If members or prospects have to go out of their way to get information or assistance, don't count on a growing club. It took hundreds of hours of planning, tracking, typing, cutting, pasting, counting, contacting again and again about events (we actually used 'hard line' telephones back then, too
), mailing out reminders for events and dues to get this club started.
SWXC has succeeded through good times and tough because of people who worked their tails off, but never wanted credit or recognition, never quit being ambassadors of the club, went out to people instead of making people come to them, and didn't flame the crud out of anyone they disagree with.
Off-road events would have been a disaster without Carlton. And while he was never afraid to get into a flame war.... well...
Roger would have never gotten a 4wd if I didn't get him to come to East Texas and meet us, and get him and his his 2wd stuck on a trail at Barnwell
.. and in turn that would have meant no toy drives into Mexico. Yes.. we actually managed to do charity work at one time, too. It would have never happened without Roger, though, who made friends with an Xterra Owner in Mexico, and thought of others above himself.
Scott and Daniel poured tons of energy into motivating the membership and campaigning for fun events, and carried the club out of infancy and into the second generation of product.
And Robert... has been the North Star. He has been there ALWAYS since DAY ONE, and has never strayed, unlike the rest of the Charter Members.

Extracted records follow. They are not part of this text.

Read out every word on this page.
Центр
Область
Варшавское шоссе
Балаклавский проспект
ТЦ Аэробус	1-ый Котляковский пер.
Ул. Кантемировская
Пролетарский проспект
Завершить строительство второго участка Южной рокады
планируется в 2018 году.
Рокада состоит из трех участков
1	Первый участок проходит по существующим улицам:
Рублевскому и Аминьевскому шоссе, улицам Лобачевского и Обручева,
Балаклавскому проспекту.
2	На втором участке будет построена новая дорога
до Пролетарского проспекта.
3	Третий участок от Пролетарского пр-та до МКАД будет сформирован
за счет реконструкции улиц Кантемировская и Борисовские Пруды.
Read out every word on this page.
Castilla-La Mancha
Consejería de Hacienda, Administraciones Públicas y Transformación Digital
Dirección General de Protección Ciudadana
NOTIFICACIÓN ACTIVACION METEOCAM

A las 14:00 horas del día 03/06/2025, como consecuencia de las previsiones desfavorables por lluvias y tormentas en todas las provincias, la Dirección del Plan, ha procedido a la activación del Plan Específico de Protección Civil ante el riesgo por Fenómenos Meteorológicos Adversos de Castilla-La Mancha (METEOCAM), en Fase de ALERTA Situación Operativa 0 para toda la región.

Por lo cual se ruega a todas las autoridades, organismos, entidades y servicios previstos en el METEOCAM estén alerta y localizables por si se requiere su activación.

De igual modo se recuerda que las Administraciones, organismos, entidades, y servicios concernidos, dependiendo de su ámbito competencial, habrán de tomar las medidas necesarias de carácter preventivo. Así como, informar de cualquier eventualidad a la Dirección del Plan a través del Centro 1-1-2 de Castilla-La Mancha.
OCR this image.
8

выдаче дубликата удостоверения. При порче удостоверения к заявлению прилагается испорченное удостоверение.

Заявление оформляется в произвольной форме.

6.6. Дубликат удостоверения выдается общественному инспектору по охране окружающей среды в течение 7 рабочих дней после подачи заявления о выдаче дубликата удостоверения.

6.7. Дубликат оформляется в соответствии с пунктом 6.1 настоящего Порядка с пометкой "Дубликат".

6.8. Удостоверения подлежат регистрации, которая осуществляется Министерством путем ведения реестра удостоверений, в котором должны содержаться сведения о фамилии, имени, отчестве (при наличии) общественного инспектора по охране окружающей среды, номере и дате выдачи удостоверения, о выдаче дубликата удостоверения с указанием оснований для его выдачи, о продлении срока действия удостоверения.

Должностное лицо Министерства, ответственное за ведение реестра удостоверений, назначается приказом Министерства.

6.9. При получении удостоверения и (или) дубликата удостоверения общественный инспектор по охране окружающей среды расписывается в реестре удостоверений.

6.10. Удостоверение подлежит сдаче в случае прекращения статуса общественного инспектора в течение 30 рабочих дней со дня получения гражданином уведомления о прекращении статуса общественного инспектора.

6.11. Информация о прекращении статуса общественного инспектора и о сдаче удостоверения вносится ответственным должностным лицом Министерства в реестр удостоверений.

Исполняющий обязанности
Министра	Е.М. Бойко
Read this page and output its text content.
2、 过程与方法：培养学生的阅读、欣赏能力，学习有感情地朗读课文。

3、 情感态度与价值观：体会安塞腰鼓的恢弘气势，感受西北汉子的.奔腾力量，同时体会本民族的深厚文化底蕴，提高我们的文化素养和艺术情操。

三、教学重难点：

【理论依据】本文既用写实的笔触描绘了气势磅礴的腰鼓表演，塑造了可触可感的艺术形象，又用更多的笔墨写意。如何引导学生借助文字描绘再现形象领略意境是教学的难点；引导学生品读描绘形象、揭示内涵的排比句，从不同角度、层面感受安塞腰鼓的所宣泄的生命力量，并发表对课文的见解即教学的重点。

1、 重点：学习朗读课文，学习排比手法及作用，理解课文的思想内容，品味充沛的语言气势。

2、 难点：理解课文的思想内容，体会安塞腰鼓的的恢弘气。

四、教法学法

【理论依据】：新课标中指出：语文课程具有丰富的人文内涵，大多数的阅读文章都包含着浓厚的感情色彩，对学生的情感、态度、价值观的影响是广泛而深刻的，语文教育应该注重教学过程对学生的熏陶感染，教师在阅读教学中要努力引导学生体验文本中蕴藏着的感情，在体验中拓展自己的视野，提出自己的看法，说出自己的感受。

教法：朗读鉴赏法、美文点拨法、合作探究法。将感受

I have left many others out... due to my own failure to stay involved.
Ask Ian about how many hours he worked putting XOC on the Web in the first place. The answer is so big, he probably cannot quantify it. And without GOX, an event where cryptic screen names become real people, it would have never reached the level it did when he handed the keys to Carlton.
The club is approaching it's tenth anniversary (August 2009). It was Carlton's idea back in 1999, and Robert. Steve Richardson & I worked hard to ensure it's survival. I'm glad it is still around. but it feels like it is in adolescence. It swaggers, and staggers, wants to change it's name, and it could get drunk and drive into a tree because its brain and body are not in sync.
I believe it can be more successful. Like all organizations, it falls victim to the 80/20 rule... 20% of the members do 80% of the work. Let' spread the work out, and get more done instead of relying on the same two or three folks who step up to the plate and take an officer's seat every year.
I'll quit 'monologuing' so you don't fall asleep, and go put on my asbestos underwear for the coming conflagration. Thank you for enduring this.